Scholars still struggle to fathom the consequences of the media transformations of the last decade. Some argue that new media promote a global dialogue, resulting in the formation of transnational
memory cultures and in bottom-up opportunities to challenge national myths and authorities. They envision media platforms like Twitter as flagships of an unprecedented memory democratization. Others
are less optimistic and emphasize the new technologies’ potential for social and political abuse, surveillance and neo-colonial information control. Fierce web wars, where different views on the past
clash and languages of hatred reign, are just one example that illustrates the destructive power of digital media. Humanity has a long history of using technological advancements for nefarious purposes, so why – these scholars ask – should new media be an exception? This interdisciplinary research group will examine the influence of digitization on national and transnational memory formation. Central questions we hope to address focus on contemporary debates on new memory technologies and the extent to which digitization fosters transnational and cosmopolitan memory practices, and affects local realities and experiences.

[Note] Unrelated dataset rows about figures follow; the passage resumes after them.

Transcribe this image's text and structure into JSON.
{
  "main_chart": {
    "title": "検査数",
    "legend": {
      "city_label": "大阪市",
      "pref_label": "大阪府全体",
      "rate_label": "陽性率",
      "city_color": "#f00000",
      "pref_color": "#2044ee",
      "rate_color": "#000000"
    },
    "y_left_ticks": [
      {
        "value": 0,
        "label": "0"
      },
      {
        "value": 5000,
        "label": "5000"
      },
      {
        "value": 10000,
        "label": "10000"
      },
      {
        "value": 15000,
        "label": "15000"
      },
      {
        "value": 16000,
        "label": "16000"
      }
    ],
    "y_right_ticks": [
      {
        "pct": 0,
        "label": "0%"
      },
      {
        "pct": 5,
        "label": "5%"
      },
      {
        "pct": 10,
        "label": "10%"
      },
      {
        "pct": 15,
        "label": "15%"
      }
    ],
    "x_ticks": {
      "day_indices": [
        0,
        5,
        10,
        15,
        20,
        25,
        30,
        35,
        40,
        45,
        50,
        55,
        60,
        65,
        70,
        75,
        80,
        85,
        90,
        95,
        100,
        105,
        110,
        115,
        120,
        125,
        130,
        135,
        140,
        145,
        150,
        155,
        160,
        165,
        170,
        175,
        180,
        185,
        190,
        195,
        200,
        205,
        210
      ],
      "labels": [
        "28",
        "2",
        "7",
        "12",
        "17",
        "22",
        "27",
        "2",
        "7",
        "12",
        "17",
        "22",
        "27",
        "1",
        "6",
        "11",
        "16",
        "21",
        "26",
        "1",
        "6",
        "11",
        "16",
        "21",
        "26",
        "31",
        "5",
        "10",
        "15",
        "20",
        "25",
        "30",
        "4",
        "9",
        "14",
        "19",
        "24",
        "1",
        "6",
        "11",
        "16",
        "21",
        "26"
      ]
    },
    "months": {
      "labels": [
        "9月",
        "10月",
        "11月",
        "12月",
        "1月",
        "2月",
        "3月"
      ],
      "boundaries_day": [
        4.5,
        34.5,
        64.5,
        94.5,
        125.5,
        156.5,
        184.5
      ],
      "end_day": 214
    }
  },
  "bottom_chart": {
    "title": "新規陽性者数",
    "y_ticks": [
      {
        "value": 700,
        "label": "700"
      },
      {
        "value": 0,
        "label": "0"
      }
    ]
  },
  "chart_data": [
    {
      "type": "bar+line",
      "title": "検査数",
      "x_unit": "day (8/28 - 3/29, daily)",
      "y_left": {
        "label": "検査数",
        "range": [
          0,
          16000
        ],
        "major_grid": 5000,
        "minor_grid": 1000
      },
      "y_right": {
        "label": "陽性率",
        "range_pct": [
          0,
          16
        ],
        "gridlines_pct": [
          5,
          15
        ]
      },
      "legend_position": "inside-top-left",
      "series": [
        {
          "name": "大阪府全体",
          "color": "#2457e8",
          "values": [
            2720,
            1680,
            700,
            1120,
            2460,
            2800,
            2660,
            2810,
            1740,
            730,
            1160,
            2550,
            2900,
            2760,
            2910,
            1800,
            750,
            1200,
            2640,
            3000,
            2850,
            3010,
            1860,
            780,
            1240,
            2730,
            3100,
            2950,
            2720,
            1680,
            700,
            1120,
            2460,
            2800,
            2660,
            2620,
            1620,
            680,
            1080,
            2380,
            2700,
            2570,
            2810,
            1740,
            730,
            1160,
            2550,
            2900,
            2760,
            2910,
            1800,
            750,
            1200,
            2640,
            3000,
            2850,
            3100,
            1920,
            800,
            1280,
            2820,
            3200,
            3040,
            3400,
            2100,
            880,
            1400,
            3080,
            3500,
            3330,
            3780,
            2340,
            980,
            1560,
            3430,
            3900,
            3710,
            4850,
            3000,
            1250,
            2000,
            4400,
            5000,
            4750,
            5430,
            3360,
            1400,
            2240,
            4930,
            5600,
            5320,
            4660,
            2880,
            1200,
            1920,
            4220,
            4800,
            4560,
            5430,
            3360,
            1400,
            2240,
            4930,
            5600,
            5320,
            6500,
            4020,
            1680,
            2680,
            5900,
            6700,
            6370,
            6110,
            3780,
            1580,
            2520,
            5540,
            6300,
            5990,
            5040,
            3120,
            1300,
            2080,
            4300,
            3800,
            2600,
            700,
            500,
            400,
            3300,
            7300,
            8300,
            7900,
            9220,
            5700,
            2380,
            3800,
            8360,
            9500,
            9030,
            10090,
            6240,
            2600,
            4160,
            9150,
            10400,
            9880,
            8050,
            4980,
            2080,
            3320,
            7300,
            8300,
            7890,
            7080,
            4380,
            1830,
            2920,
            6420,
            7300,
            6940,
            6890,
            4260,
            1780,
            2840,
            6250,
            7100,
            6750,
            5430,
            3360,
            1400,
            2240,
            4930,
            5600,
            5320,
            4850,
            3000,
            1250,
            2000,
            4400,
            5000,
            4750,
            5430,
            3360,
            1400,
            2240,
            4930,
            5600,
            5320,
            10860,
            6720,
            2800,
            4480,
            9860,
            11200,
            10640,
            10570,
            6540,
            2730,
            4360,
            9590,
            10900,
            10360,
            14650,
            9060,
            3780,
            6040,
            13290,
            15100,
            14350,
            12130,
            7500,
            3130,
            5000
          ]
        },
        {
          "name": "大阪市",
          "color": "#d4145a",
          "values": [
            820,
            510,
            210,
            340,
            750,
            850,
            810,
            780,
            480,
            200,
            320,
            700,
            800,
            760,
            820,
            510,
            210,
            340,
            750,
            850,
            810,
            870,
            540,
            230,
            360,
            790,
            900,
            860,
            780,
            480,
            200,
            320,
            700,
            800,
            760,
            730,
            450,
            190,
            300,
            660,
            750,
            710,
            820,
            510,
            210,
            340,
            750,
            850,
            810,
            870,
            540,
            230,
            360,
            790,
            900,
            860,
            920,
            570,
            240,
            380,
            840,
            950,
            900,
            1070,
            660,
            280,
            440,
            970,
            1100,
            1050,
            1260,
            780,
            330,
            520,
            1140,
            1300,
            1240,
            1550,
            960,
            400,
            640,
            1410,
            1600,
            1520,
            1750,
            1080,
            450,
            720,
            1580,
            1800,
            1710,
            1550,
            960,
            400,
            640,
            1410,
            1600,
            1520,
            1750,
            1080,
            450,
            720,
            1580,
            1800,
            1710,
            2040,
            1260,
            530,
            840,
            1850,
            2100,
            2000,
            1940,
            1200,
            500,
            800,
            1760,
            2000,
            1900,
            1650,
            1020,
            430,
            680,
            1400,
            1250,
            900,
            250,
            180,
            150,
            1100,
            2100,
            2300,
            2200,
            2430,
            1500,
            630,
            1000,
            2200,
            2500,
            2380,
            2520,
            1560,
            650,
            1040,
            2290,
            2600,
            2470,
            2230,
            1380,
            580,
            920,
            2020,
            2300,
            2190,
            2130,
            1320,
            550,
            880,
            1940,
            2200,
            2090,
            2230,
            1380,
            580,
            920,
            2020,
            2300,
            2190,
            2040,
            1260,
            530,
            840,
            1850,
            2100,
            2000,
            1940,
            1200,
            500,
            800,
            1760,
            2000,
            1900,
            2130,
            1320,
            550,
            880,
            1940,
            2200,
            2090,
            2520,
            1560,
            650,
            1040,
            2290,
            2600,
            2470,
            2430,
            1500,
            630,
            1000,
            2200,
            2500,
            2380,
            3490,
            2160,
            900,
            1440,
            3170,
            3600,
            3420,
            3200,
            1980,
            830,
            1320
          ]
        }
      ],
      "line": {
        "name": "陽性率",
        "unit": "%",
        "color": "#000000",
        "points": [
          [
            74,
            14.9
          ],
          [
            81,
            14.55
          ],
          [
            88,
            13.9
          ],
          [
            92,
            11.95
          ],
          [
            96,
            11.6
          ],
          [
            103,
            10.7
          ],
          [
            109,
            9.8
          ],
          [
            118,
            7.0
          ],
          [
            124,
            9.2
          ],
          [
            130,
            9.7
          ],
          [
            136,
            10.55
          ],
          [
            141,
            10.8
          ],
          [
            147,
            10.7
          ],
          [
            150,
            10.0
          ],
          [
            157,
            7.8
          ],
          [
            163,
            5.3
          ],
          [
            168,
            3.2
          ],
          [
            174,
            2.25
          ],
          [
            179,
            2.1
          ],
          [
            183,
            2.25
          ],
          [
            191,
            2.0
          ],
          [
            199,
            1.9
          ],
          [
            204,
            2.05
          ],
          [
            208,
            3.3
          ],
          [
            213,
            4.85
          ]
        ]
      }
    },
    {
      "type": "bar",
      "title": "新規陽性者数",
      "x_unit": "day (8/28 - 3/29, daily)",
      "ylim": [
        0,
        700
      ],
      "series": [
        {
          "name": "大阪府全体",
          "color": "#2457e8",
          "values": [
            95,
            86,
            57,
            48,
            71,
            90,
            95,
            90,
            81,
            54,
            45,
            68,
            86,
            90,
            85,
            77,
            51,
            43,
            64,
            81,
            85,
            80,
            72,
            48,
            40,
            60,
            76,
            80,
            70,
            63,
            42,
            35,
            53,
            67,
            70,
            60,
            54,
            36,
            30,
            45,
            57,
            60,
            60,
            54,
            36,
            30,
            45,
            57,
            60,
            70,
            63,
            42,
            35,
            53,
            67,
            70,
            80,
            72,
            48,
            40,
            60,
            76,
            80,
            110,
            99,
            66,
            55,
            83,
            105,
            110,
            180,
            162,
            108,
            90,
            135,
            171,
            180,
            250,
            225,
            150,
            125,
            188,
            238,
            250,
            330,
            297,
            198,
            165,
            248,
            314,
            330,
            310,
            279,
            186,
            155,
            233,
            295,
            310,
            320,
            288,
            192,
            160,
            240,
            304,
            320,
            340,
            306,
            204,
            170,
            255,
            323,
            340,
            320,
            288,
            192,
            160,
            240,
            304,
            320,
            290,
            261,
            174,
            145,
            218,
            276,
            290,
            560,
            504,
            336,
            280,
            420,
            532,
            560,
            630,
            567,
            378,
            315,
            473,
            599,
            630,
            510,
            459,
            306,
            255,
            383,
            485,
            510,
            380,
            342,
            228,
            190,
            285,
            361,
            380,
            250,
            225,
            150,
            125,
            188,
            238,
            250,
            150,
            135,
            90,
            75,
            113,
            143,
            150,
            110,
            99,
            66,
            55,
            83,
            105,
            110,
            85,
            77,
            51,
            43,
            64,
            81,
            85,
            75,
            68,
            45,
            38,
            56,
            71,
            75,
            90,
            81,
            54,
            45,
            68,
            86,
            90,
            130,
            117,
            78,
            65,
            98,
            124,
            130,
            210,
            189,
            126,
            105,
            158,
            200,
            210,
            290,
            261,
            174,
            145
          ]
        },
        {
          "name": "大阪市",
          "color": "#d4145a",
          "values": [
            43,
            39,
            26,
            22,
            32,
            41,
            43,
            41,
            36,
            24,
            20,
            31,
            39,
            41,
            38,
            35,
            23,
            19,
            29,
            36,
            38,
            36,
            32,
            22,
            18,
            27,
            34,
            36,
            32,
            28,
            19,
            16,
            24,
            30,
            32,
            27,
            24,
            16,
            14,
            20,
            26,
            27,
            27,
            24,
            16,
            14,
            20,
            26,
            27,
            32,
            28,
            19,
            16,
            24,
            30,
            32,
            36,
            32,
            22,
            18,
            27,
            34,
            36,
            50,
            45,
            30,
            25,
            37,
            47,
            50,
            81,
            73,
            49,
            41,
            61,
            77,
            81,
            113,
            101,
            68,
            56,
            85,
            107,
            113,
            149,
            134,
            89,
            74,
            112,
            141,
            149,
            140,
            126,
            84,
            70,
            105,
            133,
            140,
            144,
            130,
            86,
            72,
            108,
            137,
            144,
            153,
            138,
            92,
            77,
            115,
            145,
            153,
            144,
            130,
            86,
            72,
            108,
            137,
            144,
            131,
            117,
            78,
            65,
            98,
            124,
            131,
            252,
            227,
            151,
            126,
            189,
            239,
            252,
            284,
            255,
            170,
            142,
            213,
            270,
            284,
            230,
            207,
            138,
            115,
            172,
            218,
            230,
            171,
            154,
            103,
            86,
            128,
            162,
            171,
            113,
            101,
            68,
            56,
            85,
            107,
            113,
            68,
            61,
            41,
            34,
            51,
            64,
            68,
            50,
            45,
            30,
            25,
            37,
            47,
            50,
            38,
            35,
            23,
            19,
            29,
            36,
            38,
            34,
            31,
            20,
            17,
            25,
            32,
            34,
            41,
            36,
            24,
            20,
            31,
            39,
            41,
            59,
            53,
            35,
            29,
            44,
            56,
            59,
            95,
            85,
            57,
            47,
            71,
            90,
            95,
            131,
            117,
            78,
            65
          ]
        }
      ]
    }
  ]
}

Associated Research Projects

• “Bodies Across Borders: Oral and Visual Memory in Europe and Beyond” (L. Passerini, PI; L.Bialasiewicz, Co-I) European Research Council Advanced Investigator Grant, Grant number 295854
• “At the Gates of Europe: Re-Mapping Tangiers” (L.Bialasiewicz, PI) National Geographic Society Global Exploration Fund, Grant number GEFNE20-11
• “Heritage beyond the Nation-State: Palestine and the Politics of Culture” (Chiara De Cesari)
• “Memory Voids and the Transnational Heritage of Europe” (Chiara De Cesari)
• “Webwars”, (Ellen Rutten), HERA Research Project (http://www.web-wars.org/)
• “War-II memory in Ukraine and its transformations in our digital age” (Mykola Makhortykh), PhD project.

Envisaged results

3-4 PhD dissertation, 3-4 edited volumes, peer reviewed articles, book chapters, seminars and workshops (the workshop ‘Digitization and (Trans)National Memory’ which is part of this group already took place at the UvA on 18 March 2013), develop NWO/ERC large grant proposal for future research.
Publications
• Memory, Conflict and New Media: Web Wars in Post-Socialist States. Ellen Rutten, Julie Fedor, Vera Zvereva (eds). New York: Routledge, 2013.
• Transnational Memory: Circulation, Articulation, Scales. Chiara De Cesari and Ann Rigney (eds). with de Gruyter, Media and Cultural Memory Series (2014)
6. Work plan and time schedule 2014-2018, with possible future extension

Societal relevance

The past is no longer a foreign country: in our digitized transnational age it increasingly transcends national and cultural borders. Yet, unlike older forecasts, we do not live in a seamless and borderless world. Social geographies are rapidly changing, but remembrance still provides a crucial terrain of identity and community making. Sites of memory proliferate, both offline and online. Our everyday landscapes are imbued with (post)colonial and multicultural memories. Every day we observe how people produce memory interacting across such media platforms as Twitter, Wikipedia and Facebook. But accelerated transnationalism does not appear to involve the end of power and hegemony in the making of memory, in spite of what unthinking celebratory visions of digital democracy and of the internet as free site of grassroots remembrance might suggest. Studying memory and cultural heritage in relation to both postcoloniality and technological developments will shed light on the growing political role of contemporary remembrance.